The Transition to T+2: A New Era for Nigeria’s Capital Market
On 28 November 2025, Nigeria’s capital market officially transitioned to a T+2 settlement cycle, marking a significant milestone in the country’s financial evolution. This shift is aimed at enhancing market efficiency, reducing risk, and aligning with global post-trade standards.
A Journey from T+3 to T+2
Bola Ajomale, Executive Commissioner, Operations of the Securities and Exchange Commission (SEC), shared his experiences as a “floor warrior” during a press conference. He recounted how, in the past, trade settlements took weeks, with some investors waiting up to a year for their stock certificates. This long process was fraught with challenges, including delays and the use of upcountry cheques.
Haruna Jalo-Waziri, Managing Director/CEO of Central Securities Clearing System Plc (CSCS), highlighted how the vision for a T+2 settlement period began. At an Association of Custodians’ conference in London, he boldly announced Nigeria’s intent to move to T+2, which initially surprised attendees. However, this bold statement sparked ongoing discussions about the benefits of shorter settlement cycles.
Understanding the Settlement Cycle
According to HSBC, the settlement cycle refers to the time between a securities transaction being traded and when it is settled.

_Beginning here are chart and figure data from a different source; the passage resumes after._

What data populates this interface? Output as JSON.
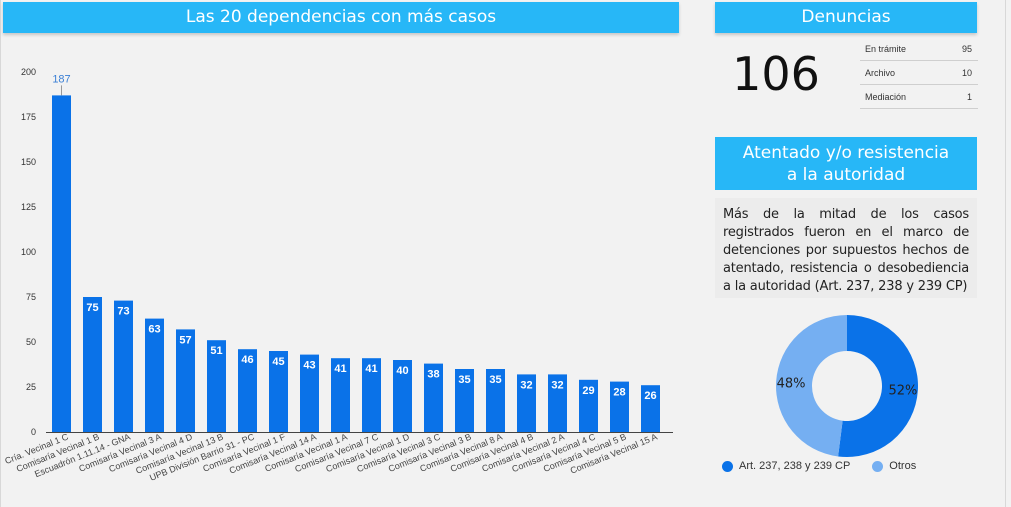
{
  "left_panel": {
    "title": "Las 20 dependencias con más casos"
  },
  "denuncias": {
    "title": "Denuncias",
    "total": "106",
    "rows": [
      {
        "label": "En trámite",
        "value": "95"
      },
      {
        "label": "Archivo",
        "value": "10"
      },
      {
        "label": "Mediación",
        "value": "1"
      }
    ]
  },
  "atentado": {
    "title_line1": "Atentado y/o resistencia",
    "title_line2": "a la autoridad",
    "description": "Más de la mitad de los casos registrados fueron en el marco de detenciones por supuestos hechos de atentado, resistencia o desobediencia a la autoridad (Art. 237, 238 y 239 CP)"
  },
  "colors": {
    "header": "#27b7f7",
    "bar": "#0a72e8",
    "donut_primary": "#0a72e8",
    "donut_secondary": "#75aff2"
  },
  "chart_data": [
    {
      "type": "bar",
      "title": "Las 20 dependencias con más casos",
      "xlabel": "",
      "ylabel": "",
      "ylim": [
        0,
        200
      ],
      "yticks": [
        0,
        25,
        50,
        75,
        100,
        125,
        150,
        175,
        200
      ],
      "grid": false,
      "categories": [
        "Cría. Vecinal 1 C",
        "Comisaría Vecinal 1 B",
        "Escuadrón 1.11.14 - GNA",
        "Comisaría Vecinal 3 A",
        "Comisaría Vecinal 4 D",
        "Comisaría Vecinal 13 B",
        "UPB División Barrio 31 - PC",
        "Comisaría Vecinal 1 F",
        "Comisaría Vecinal 14 A",
        "Comisaría Vecinal 1 A",
        "Comisaría Vecinal 7 C",
        "Comisaría Vecinal 1 D",
        "Comisaría Vecinal 3 C",
        "Comisaría Vecinal 3 B",
        "Comisaría Vecinal 8 A",
        "Comisaría Vecinal 4 B",
        "Comisaría Vecinal 2 A",
        "Comisaría Vecinal 4 C",
        "Comisaría Vecinal 5 B",
        "Comisaría Vecinal 15 A"
      ],
      "values": [
        187,
        75,
        73,
        63,
        57,
        51,
        46,
        45,
        43,
        41,
        41,
        40,
        38,
        35,
        35,
        32,
        32,
        29,
        28,
        26
      ]
    },
    {
      "type": "pie",
      "donut": true,
      "title": "Atentado y/o resistencia a la autoridad",
      "labels": [
        "Art. 237, 238 y 239 CP",
        "Otros"
      ],
      "values": [
        52,
        48
      ],
      "value_labels": [
        "52%",
        "48%"
      ],
      "legend": "bottom-left"
    }
  ]
}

It is typically denoted as T+X, where “T” is the trade date and “X” is the number of business days until settlement. While many global markets have adopted T+2, there is a growing trend towards even shorter cycles, such as T+1.
The US and Canada operate on a T+1 cycle, while the UK and Europe aim to transition to T+1 by October 2027. In Africa, Nigeria has moved to T+2, and the BRVM is set to follow suit in December 2025. The Johannesburg Stock Exchange still uses a T+3 cycle for equities and bonds.

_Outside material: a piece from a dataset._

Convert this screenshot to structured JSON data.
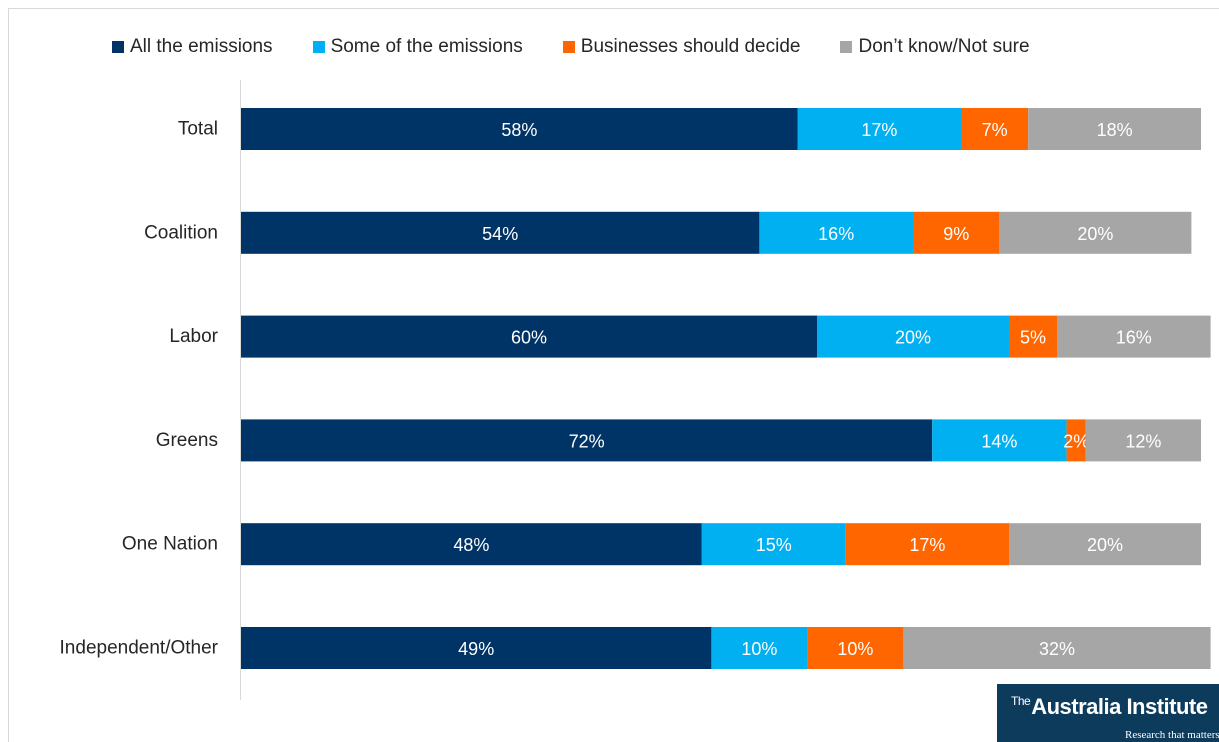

Technology and Cost Implications
To achieve this transition, CSCS implemented major technology upgrades, including the IBM Power 10 series. Jalo-Waziri emphasized that the system upgrade was completed seamlessly over a single weekend. The benefits include improved liquidity, faster settlement, reduced counterparty risk, and greater investor confidence.
Cost implications were also addressed. Jalo-Waziri noted that the cost was less than four per cent of CSCS’s revenues last year, significantly lower than the typical 18–25 per cent seen in similar transitions. This minimal cost is attributed to gradual investments over the years, ensuring a sustainable approach.
Impact on Investors and the Capital Market
Temi Popoola, Chairman of CSCS, highlighted the broader impact of the T+2 transition. He emphasized that this milestone strengthens investor confidence, deepens liquidity, and positions Nigeria’s market within global standards. The transition is not just an operational achievement but a strategic signal of Nigeria’s commitment to efficiency, transparency, and global competitiveness.
Jalo-Waziri added that the transition enhances competitiveness and investor confidence. He shared a personal anecdote about his son, who finds the current capital market processes too slow compared to online shopping experiences. This story underscores the need for faster, more efficient systems.
Stakeholder Engagement and Risk Management
Jalo-Waziri affirmed that all stakeholders were engaged in the transition process. Extensive testing, process changes, and risk assessments were conducted. The systems are now robust, with a dispute-resolution mechanism in place involving brokers, settlement banks, and custodians.
Risk management is a top priority, with post-trade processes now 95 per cent automated. This automation reduces physical interactions and enhances market integrity.
Outlook for the Future
Looking ahead, Jalo-Waziri mentioned that support channels, system-testing environments, and readiness teams will be in place to manage any issues during the transition. For retail investors, T+2 means faster access to funds and a more efficient trading experience.
While celebrating T+2, the prospect of T+1 is on the horizon. With improvements in payment systems, central-bank collaboration, and infrastructure, Nigeria is well-positioned for this next step. If all goes well, T+1 could become a reality as early as May next year.